Let me add my voice to those thousands who have lionized the late Steve Jobs, one of the greatest business leaders, innovators, and visionaries ever.
While several have noted his near-maniacal devotion to product perfection, his uncanny ability to see around two or three corners into the future, and his one-of-a-kind knack for melding technical innovation with aesthetic sophistication, they miss some more basic reasons for his massive success. There are at least three that marketers—particularly social media marketers—would do well to emulate:
- Steve Jobs understood and stayed true to who he was. Virtually every college management textbook will at some point regurgitate some platitude about the importance of authenticity. But very few companies even have deep understanding about what truly comprises their culture—not what they say it is on the posters in their headquarters foyer, but what it really is day to day. Not so for Jobs and Apple. They understood at a cellular level what set Apple apart, and they made that uniqueness itself their core product attribute. Likewise, bloggers like Seth Godin and Chris Brogan succeed not just because they are prolific, but also because their voices are so consistently, incessantly theirs—every post, every tweet, every speech, every book.
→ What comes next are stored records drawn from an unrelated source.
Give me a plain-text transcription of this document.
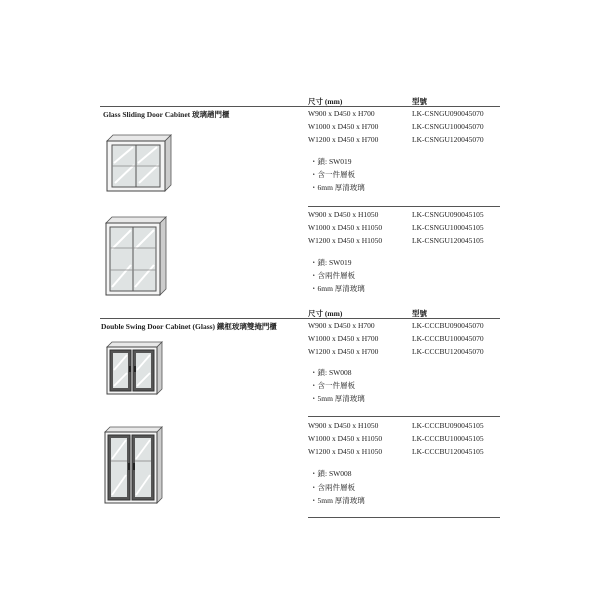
尺寸 (mm)	型號
Glass Sliding Door Cabinet 玻璃趟門櫃	W900 x D450 x H700	LK-CSNGU090045070
W1000 x D450 x H700	LK-CSNGU100045070
W1200 x D450 x H700	LK-CSNGU120045070
・鎖: SW019
・含一件層板
・6mm 厚清玻璃
W900 x D450 x H1050	LK-CSNGU090045105
W1000 x D450 x H1050	LK-CSNGU100045105
W1200 x D450 x H1050	LK-CSNGU120045105
・鎖: SW019
・含兩件層板
・6mm 厚清玻璃
尺寸 (mm)	型號
Double Swing Door Cabinet (Glass) 鐵框玻璃雙掩門櫃	W900 x D450 x H700	LK-CCCBU090045070
W1000 x D450 x H700	LK-CCCBU100045070
W1200 x D450 x H700	LK-CCCBU120045070
・鎖: SW008
・含一件層板
・5mm 厚清玻璃
W900 x D450 x H1050	LK-CCCBU090045105
W1000 x D450 x H1050	LK-CCCBU100045105
W1200 x D450 x H1050	LK-CCCBU120045105
・鎖: SW008
・含兩件層板
・5mm 厚清玻璃
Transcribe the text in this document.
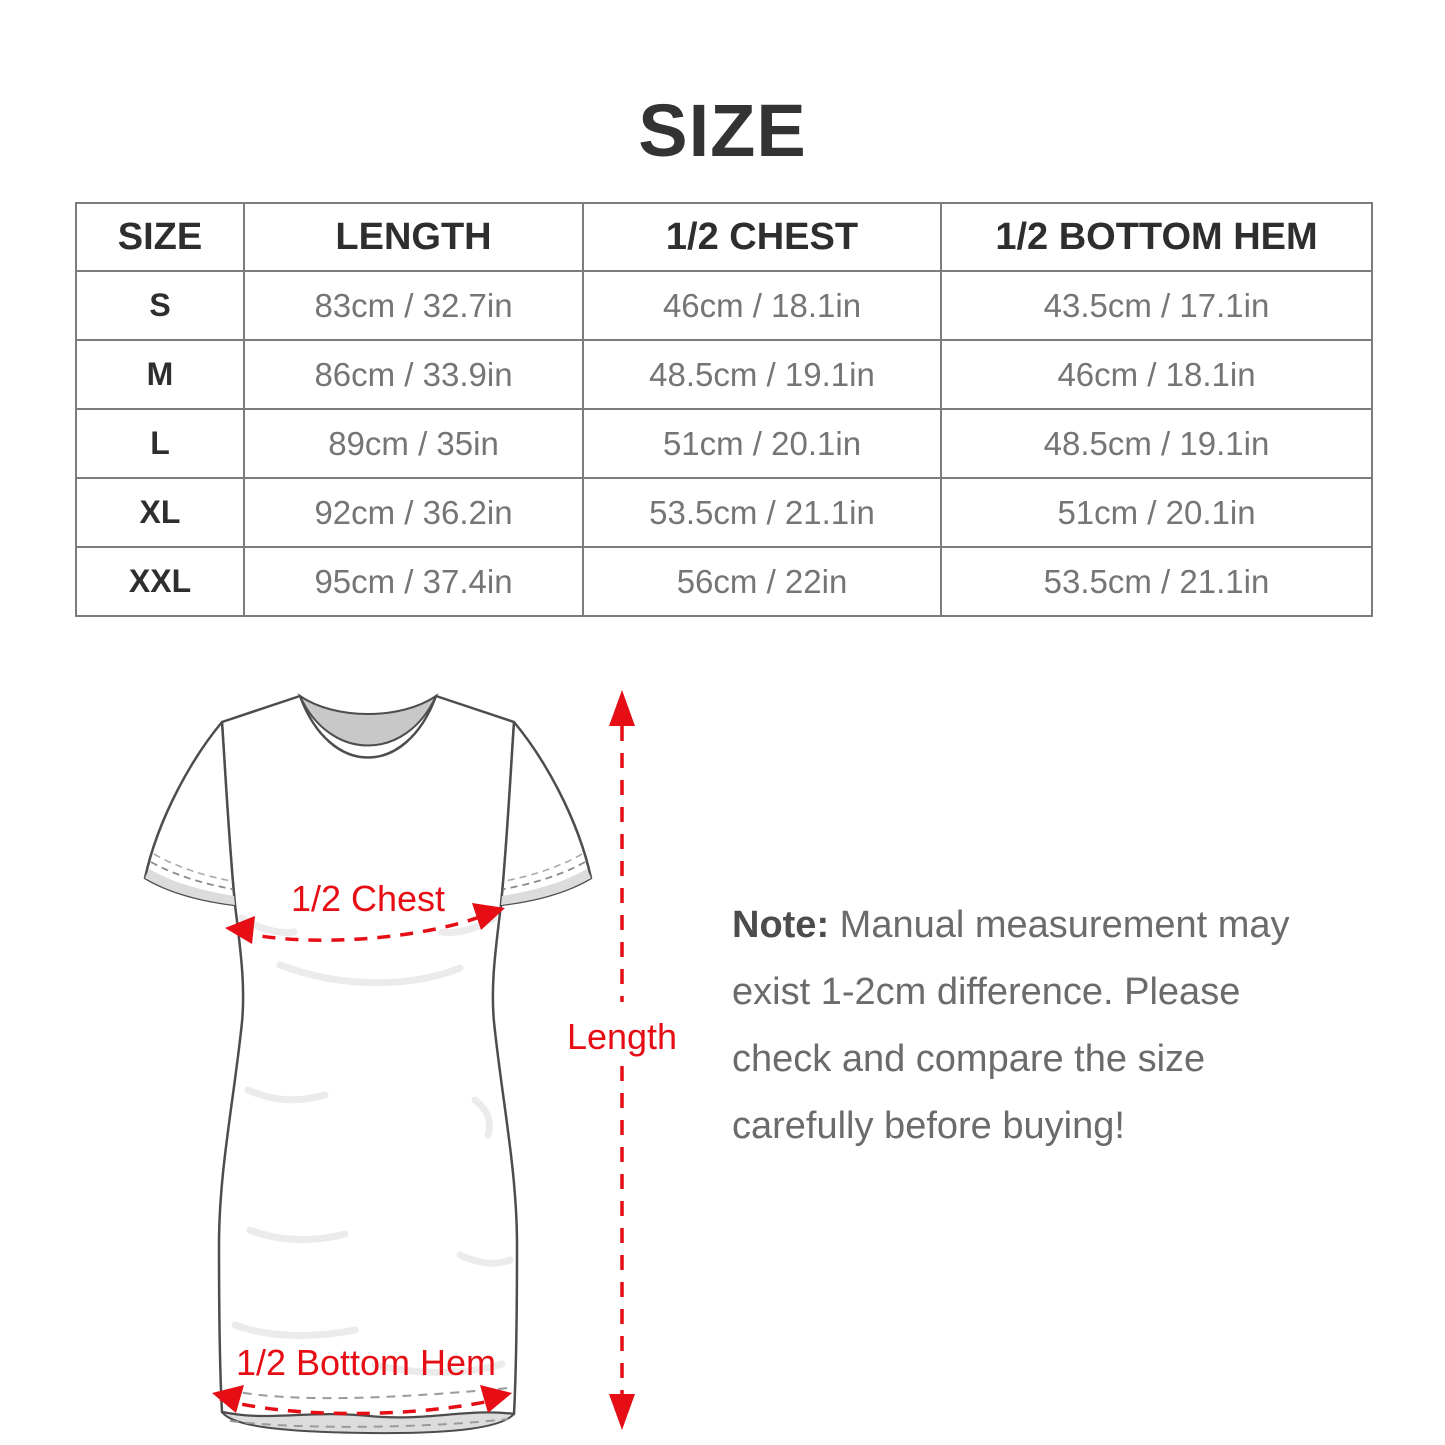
SIZE
SIZE	LENGTH	1/2 CHEST	1/2 BOTTOM HEM
S	83cm / 32.7in	46cm / 18.1in	43.5cm / 17.1in
M	86cm / 33.9in	48.5cm / 19.1in	46cm / 18.1in
L	89cm / 35in	51cm / 20.1in	48.5cm / 19.1in
XL	92cm / 36.2in	53.5cm / 21.1in	51cm / 20.1in
XXL	95cm / 37.4in	56cm / 22in	53.5cm / 21.1in
1/2 Chest
Length
1/2 Bottom Hem

Note: Manual measurement may exist 1-2cm difference. Please check and compare the size carefully before buying!
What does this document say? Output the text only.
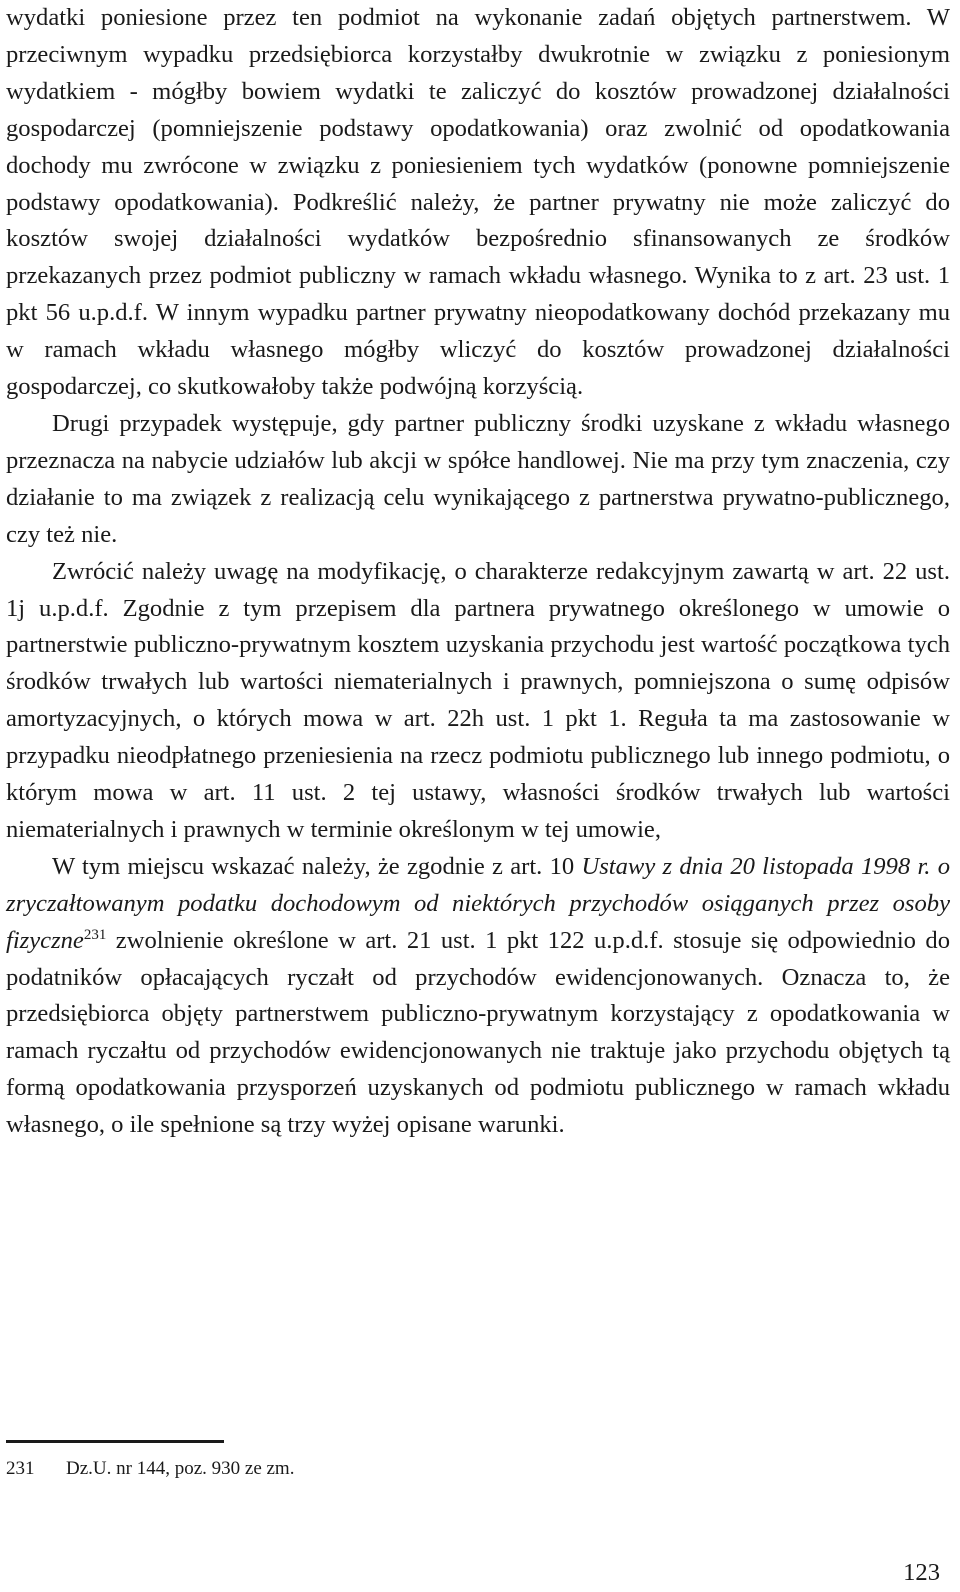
wydatki poniesione przez ten podmiot na wykonanie zadań objętych partnerstwem. W przeciwnym wypadku przedsiębiorca korzystałby dwukrotnie w związku z poniesionym wydatkiem - mógłby bowiem wydatki te zaliczyć do kosztów prowadzonej działalności gospodarczej (pomniejszenie podstawy opodatkowania) oraz zwolnić od opodatkowania dochody mu zwrócone w związku z poniesieniem tych wydatków (ponowne pomniejszenie podstawy opodatkowania). Podkreślić należy, że partner prywatny nie może zaliczyć do kosztów swojej działalności wydatków bezpośrednio sfinansowanych ze środków przekazanych przez podmiot publiczny w ramach wkładu własnego. Wynika to z art. 23 ust. 1 pkt 56 u.p.d.f. W innym wypadku partner prywatny nieopodatkowany dochód przekazany mu w ramach wkładu własnego mógłby wliczyć do kosztów prowadzonej działalności gospodarczej, co skutkowałoby także podwójną korzyścią.

Drugi przypadek występuje, gdy partner publiczny środki uzyskane z wkładu własnego przeznacza na nabycie udziałów lub akcji w spółce handlowej. Nie ma przy tym znaczenia, czy działanie to ma związek z realizacją celu wynikającego z partnerstwa prywatno-publicznego, czy też nie.

Zwrócić należy uwagę na modyfikację, o charakterze redakcyjnym zawartą w art. 22 ust. 1j u.p.d.f. Zgodnie z tym przepisem dla partnera prywatnego określonego w umowie o partnerstwie publiczno-prywatnym kosztem uzyskania przychodu jest wartość początkowa tych środków trwałych lub wartości niematerialnych i prawnych, pomniejszona o sumę odpisów amortyzacyjnych, o których mowa w art. 22h ust. 1 pkt 1. Reguła ta ma zastosowanie w przypadku nieodpłatnego przeniesienia na rzecz podmiotu publicznego lub innego podmiotu, o którym mowa w art. 11 ust. 2 tej ustawy, własności środków trwałych lub wartości niematerialnych i prawnych w terminie określonym w tej umowie,

W tym miejscu wskazać należy, że zgodnie z art. 10 Ustawy z dnia 20 listopada 1998 r. o zryczałtowanym podatku dochodowym od niektórych przychodów osiąganych przez osoby fizyczne$^{231}$ zwolnienie określone w art. 21 ust. 1 pkt 122 u.p.d.f. stosuje się odpowiednio do podatników opłacających ryczałt od przychodów ewidencjonowanych. Oznacza to, że przedsiębiorca objęty partnerstwem publiczno-prywatnym korzystający z opodatkowania w ramach ryczałtu od przychodów ewidencjonowanych nie traktuje jako przychodu objętych tą formą opodatkowania przysporzeń uzyskanych od podmiotu publicznego w ramach wkładu własnego, o ile spełnione są trzy wyżej opisane warunki.

231 Dz.U. nr 144, poz. 930 ze zm.
123
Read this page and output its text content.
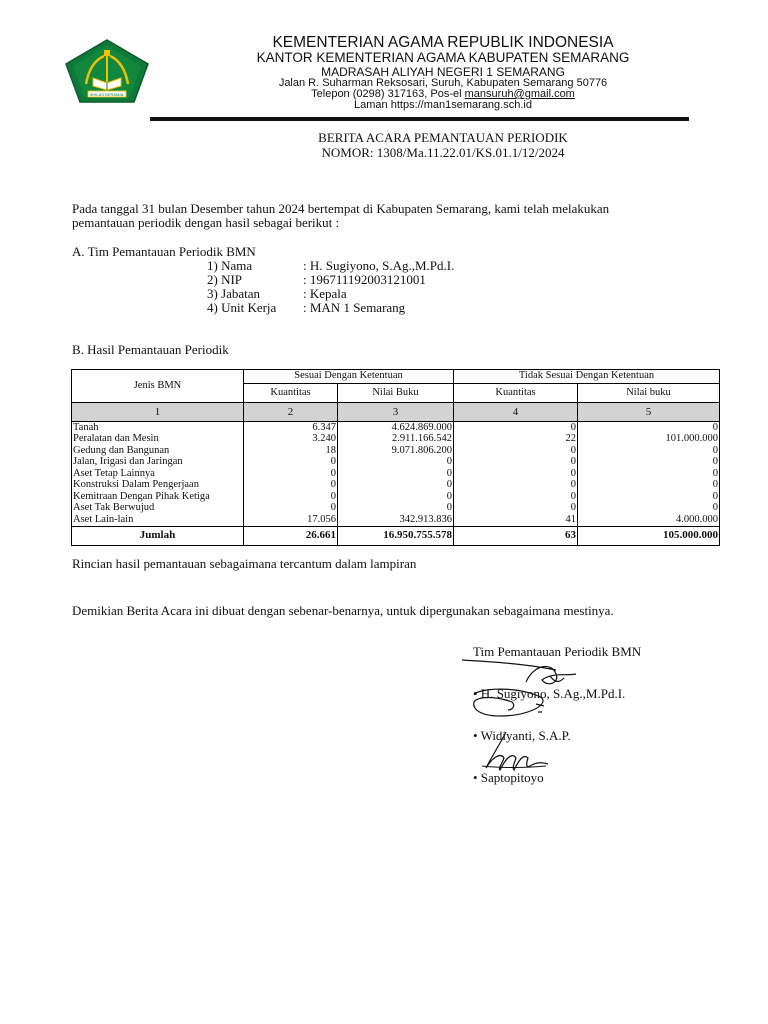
IKHLAS BERAMAL
KEMENTERIAN AGAMA REPUBLIK INDONESIA
KANTOR KEMENTERIAN AGAMA KABUPATEN SEMARANG
MADRASAH ALIYAH NEGERI 1 SEMARANG
Jalan R. Suharman Reksosari, Suruh, Kabupaten Semarang 50776
Telepon (0298) 317163, Pos-el mansuruh@gmail.com
Laman https://man1semarang.sch.id
BERITA ACARA PEMANTAUAN PERIODIK
NOMOR: 1308/Ma.11.22.01/KS.01.1/12/2024
Pada tanggal 31 bulan Desember tahun 2024 bertempat di Kabupaten Semarang, kami telah melakukan
pemantauan periodik dengan hasil sebagai berikut :
A. Tim Pemantauan Periodik BMN
1) Nama	: H. Sugiyono, S.Ag.,M.Pd.I.
2) NIP	: 196711192003121001
3) Jabatan	: Kepala
4) Unit Kerja : MAN 1 Semarang
B. Hasil Pemantauan Periodik
Jenis BMN	Sesuai Dengan Ketentuan		Tidak Sesuai Dengan Ketentuan	
	Kuantitas	Nilai Buku	Kuantitas	Nilai buku
1	2	3	4	5
Tanah	6.347	4.624.869.000	0	0
Peralatan dan Mesin	3.240	2.911.166.542	22	101.000.000
Gedung dan Bangunan	18	9.071.806.200	0	0
Jalan, Irigasi dan Jaringan	0	0	0	0
Aset Tetap Lainnya	0	0	0	0
Konstruksi Dalam Pengerjaan	0	0	0	0
Kemitraan Dengan Pihak Ketiga	0	0	0	0
Aset Tak Berwujud	0	0	0	0
Aset Lain-lain	17.056	342.913.836	41	4.000.000
Jumlah	26.661	16.950.755.578	63	105.000.000
Rincian hasil pemantauan sebagaimana tercantum dalam lampiran
Demikian Berita Acara ini dibuat dengan sebenar-benarnya, untuk dipergunakan sebagaimana mestinya.
Tim Pemantauan Periodik BMN
• H. Sugiyono, S.Ag.,M.Pd.I.
• Widiyanti, S.A.P.
• Saptopitoyo
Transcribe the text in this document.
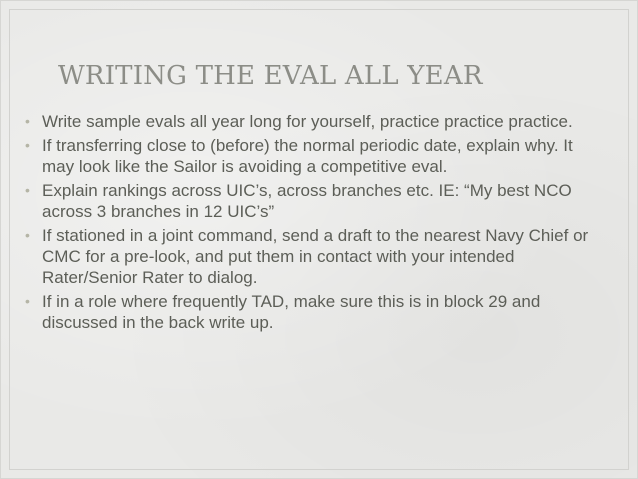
WRITING THE EVAL ALL YEAR
• Write sample evals all year long for yourself, practice practice practice.
• If transferring close to (before) the normal periodic date, explain why. It may look like the Sailor is avoiding a competitive eval.
• Explain rankings across UIC’s, across branches etc. IE: “My best NCO across 3 branches in 12 UIC’s”
• If stationed in a joint command, send a draft to the nearest Navy Chief or CMC for a pre-look, and put them in contact with your intended Rater/Senior Rater to dialog.
• If in a role where frequently TAD, make sure this is in block 29 and discussed in the back write up.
- Steve Jobs understood the power of a core community of rabid fans. Everything about Apple is about being part of the “in crowd.” But it wasn’t just the marketing tactic of snob appeal; Jobs and his team genuinely didn’t care about pleasing the masses with their products. They had an instinctive understanding that the route to longer-term success was to make sure that their core constituency’s zeal stayed sky high, and that doing so would in turn attract tons of others. This is precisely the logic of a well-developed social media campaign. Find your community (or affinity group, or gang, or tribe, or whatever else you want to call it), engage them in a way that brings value and leadership, be consistent at doing so over time, and never violate the trust that you build in doing so. Do that, and you will succeed. Period.
- Steve Jobs placed big bets on a few closely related products and constantly improved them over time. As he launched a succession of groundbreaking, wildly popular products over the years, Jobs made sure that they all maintained the mix of beauty, utility, and scarcity that made up the Apple “magic.” In the 1990s, despite tough times, he resisted the pressure to go after the high profits that could have come from mass producing lower-end products, like printers and fax machines, holding true to his mantra of “thinking different.” Likewise, the savvy social media marketer understands that while it is a longer-term, more demanding proposition to choose just a few interactive communications technologies and to master them to build consistency and community over time, doing so will ultimately pay huge dividends.
Mr. Jobs, thanks for the great products, the great lessons, and a life well lived.